Да уж. В собственное растянутое самоубийство мадемуазель Виктория вложила немало фантазии и изобретательности. Видимо, её приобретённое под воздействием химии слабоумие отличалось некоторой избирательностью.

- Ей, вообще, сколько лет?

Вопрос застал Олега врасплох, и потому он ляпнул, не подумав, правду.

- Пятнадцать.

Шелер дёрнулся как от удара. Виктория действительно выглядела намного старше, чем была на самом деле.

- Во сколько же она... начала? - В голосе его слышалась усталость старого человека, уставшего видеть, как всё более и более молодые уходят все в ту же пропасть.

Посланник не ответил. Только бросил: "Нам пора" и первым шагнул вперёд.

* * *

- Виктория.

Голос вторгся в её спутанные кошмары, пронзил насквозь, до боли, до ломоты в костях, грубо выдернул на поверхность.

Вика подняла тяжёлые непослушные веки, попыталась пошевелиться - и не смогла. Перед глазами всё расплывалось, холодный, какой-то стерильный свет бил прямо в зрачки, наверху размытыми тенями двигались какие-то фигуры.

Неожиданно всё сдвинулось, над головой проплыло что-то похожее на дверной проём, и Вика поняла, что её везут куда-то на... носилках? Или как там называются эти штуковины в больнице...

В больнице! Как только пришла эта мысль, Вика поняла, где она находится. А эти фигуры - в масках и белых халатах. Наверно, её опять подобрала "скорая" на улице. Но почему её привязали?

Глаза наконец приспособились к свету, и девушка смогла взглянуть на окружающее. Сердце тревожно ёкнуло и забилось где-то в горле. Есть что-то примитивно-атавистическое в том, что заставляет людей до дрожи в коленях бояться операционных комнат. Огромное, заставленное непонятным и громоздким оборудованием помещение, стерильное и безликое, как морг. Знакомая по фильмам гигантская, круглая, вмещающая несколько ламп штуковина над операционным столом. Сам операционный стол... с какими-то железными штуками, здорово напоминающими оковы. Какие-то мониторы. И эти ужасные, бесплотные, безликие, холодные врачи.

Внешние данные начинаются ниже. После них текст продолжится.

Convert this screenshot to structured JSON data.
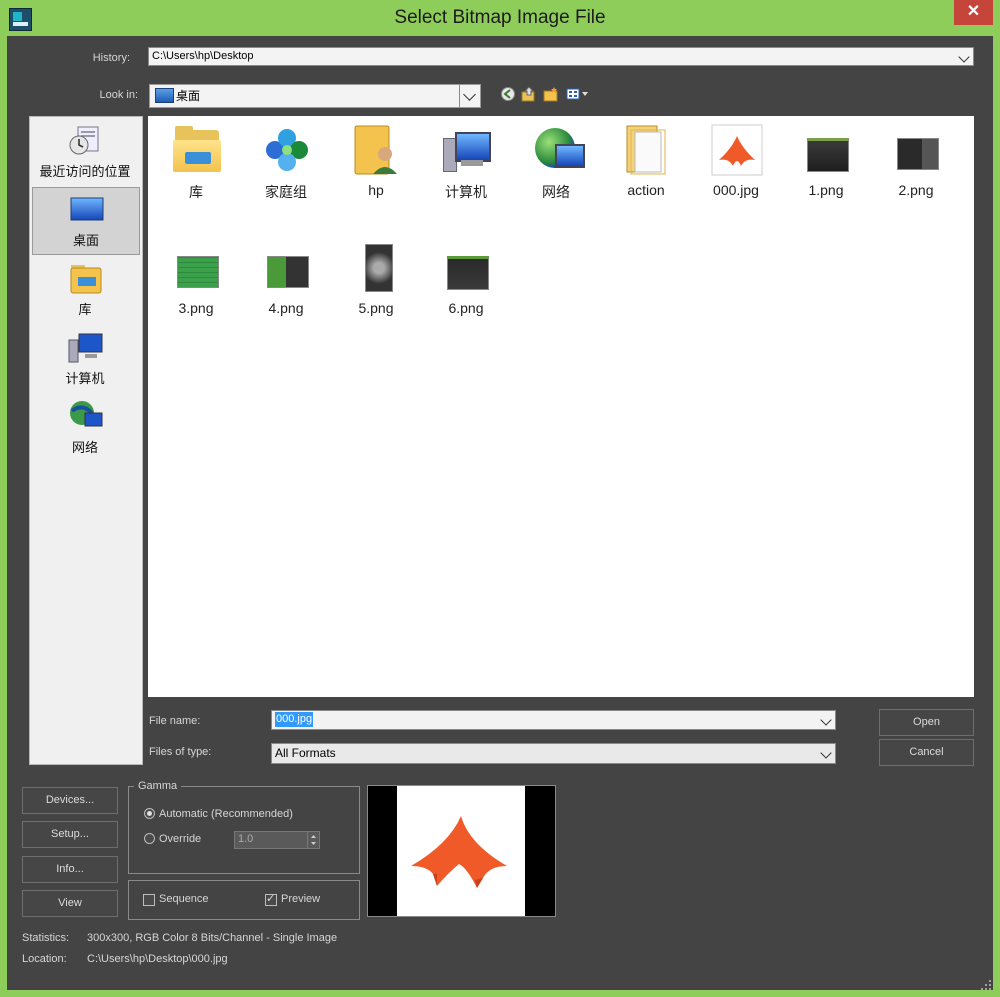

За последние годы Вика привыкла к галлюцинациям. У неё они бывали самые причудливые, порой откровенно жуткие. И тем не менее сейчас, при виде в принципе знакомой и вполне понятной сцены, ей стало действительно страшно.

- Что происходит? - Голос прозвучал хриплым карканьем.

Никакой реакции. Медики будто забыли о её существовании, занятые каким-то таинственными медицинскими делами. Даже в её голове эта мысль прозвучала пугающе.

- Что вы хотите со мной делать?

Тишина.

Два огромных урода в белых халатах и масках подошли к ней, отдёрнули простыню. Сквозняк прошёлся по коже, вызывая мурашки, и Вика вдруг поняла, что здесь далеко не жарко. Девушка съёжилась, не то от страха, не то от холода, но уж конечно не от смущения. Разве она умеет смущаться? Кажется, умеет...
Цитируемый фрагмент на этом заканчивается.